Returns a list of 2-element anonymous arrays that lists method names and string descriptions of the way that the find_modules should look for module files.

If you don't like the techniques, such as run_build_file, you can overload this and return a different set of techniques.

find_modules

Find the module files. First, look in blib/. If there are no files in blib/, look in lib/. If there are still none, look in the current working directory.

find_tests

Find the test files. Look for test.pl or .t files under t/.

run_build_file

This method is one stop shopping for calls to choose_build_file, setup_build, run_build.

choose_build_file

Guess what the build file for the distribution is, using Distribution::Guess::BuildSystem.

Sets these items in dist_info:

build_file         - the build file to use
build_system_guess - the Distribution::Guess::BuildSystem object
setup_build

Runs the build setup file (Build.PL, Makefile.PL) to prepare for the build. You need to run choose_build_file first.

Sets these items in dist_info:

build_file_output
run_build

Run the build file (Build.PL, Makefile). Run setup_build first.

Sets these items in dist_info:

build_output

# Why is this here and how is it different from what I just did?

my( $runner ) = grep { -e } qw( ./Build Makefile );
$logger->debug( "runner is [$runner]" );

$_[0]->run_something( $runner, 'build_modules_output' ) if $runner;
make_meta_file

Run the build file (Build.PL, Makefile) to create the META.yml file. Run setup_build first.

Sets these items in dist_info: build_meta_output make_meta_file_output

run_something( COMMAND, KEY )

Run the shell command and record the output in the dist_info for KEY. This merges the outputs into stdout and closes stdin by redirecting /dev/null into COMMAND.

run_build_target( TARGET )

Run the shell command and record the output in the dist_info for KEY. This merges the outputs into stdout and closes stdin by redirecting /dev/null into COMMAND.

run_perl_program( PROGRAM, KEY )

Run the shell command and record the output in the dist_info for KEY. This merges the outputs into stdout and closes stdin by redirecting /dev/null into COMMAND.

get_module_info_tasks

Returns a list of anonymous arrays that tell get_module_info what to do.

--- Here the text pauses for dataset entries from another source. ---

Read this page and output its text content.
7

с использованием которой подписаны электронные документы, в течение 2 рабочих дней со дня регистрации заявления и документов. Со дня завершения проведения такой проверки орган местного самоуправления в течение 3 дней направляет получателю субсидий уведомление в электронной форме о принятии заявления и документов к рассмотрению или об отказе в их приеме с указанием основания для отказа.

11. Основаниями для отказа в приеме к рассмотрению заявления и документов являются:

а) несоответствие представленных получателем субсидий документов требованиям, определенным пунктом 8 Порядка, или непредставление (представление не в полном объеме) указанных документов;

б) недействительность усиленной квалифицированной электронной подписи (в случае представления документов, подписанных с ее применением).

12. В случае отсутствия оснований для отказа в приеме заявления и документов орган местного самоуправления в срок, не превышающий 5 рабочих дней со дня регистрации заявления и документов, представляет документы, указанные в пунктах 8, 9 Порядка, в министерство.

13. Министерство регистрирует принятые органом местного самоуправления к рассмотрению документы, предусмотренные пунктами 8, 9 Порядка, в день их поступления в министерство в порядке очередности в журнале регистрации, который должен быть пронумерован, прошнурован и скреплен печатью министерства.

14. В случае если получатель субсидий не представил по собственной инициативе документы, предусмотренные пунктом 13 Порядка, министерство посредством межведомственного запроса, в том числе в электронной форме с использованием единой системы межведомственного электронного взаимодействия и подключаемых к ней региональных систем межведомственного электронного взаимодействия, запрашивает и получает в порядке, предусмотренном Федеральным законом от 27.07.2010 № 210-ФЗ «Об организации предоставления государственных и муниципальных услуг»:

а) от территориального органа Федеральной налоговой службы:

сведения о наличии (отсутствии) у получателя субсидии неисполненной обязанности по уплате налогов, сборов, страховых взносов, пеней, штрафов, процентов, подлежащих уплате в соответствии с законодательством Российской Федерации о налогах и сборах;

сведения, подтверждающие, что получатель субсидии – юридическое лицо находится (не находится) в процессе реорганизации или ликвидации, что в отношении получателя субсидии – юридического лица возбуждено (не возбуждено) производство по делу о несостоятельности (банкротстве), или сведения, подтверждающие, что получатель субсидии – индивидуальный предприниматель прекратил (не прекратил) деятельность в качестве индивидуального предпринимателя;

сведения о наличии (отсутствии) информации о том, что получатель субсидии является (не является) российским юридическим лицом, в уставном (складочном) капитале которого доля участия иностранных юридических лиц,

Each anonymous array holds:

0. method to call
1. description of technique

The default list includes extract_module_namespaces, extract_module_version, and extract_module_dependencies. If you don't like that list, you can prune or expand it in a subclass.

get_module_info( FILE )

Collect meta informantion and package information about a module file. It starts by calling get_file_info, then adds more to the hash, including the version and package information.

get_test_info( FILE )

Collect meta informantion and package information about a test file. It starts by calling get_file_info, then adds more to the hash, including the version and package information.

count_lines( FILE )

Counts the lines in a file and categorizes them as code, comment, documentation, or blank.

This returns a hash:

{
total         => ...,
code          => ...,
comment       => ...,
documentation => ...,
blank         => ...,
}
file_magic( FILE )

Guesses and returns the MIME type for the file, using File::MMagic if it's available. If that module is not available, it returns nothing.

Utility functions

These functions aren't related to examining a distribution directly.

cleanup

Removes the unpack_dir. You probably don't need this if File::Temp cleans up its own files.

report_dist_info

Write a nice report. This isn't anything useful yet. From your program, take the object and dump it in some way.

get_caller_info

This method is mostly for the $logger->trace method in Log4perl. It figures out which information to report in the log message, acconting for all the levels or magic in between.

get_md5_of_file_contents
getppid

Get the parent process ID. This is a method because I have to do special things for Windows. For Windows, just return -1 for now.

TO DO

Count the lines in the files. I think this is currently broken.
Code stats? Lines of code, lines of pod, lines of comments

SOURCE AVAILABILITY

This code is in Github:

git://github.com/briandfoy/mycpan-indexer.git

AUTHOR

brian d foy, <bdfoy@cpan.org>

COPYRIGHT AND LICENSE

Copyright © 2008-2018, brian d foy <bdfoy@cpan.org>. All rights reserved.

You may redistribute this under the terms of the Artistic License 2.0.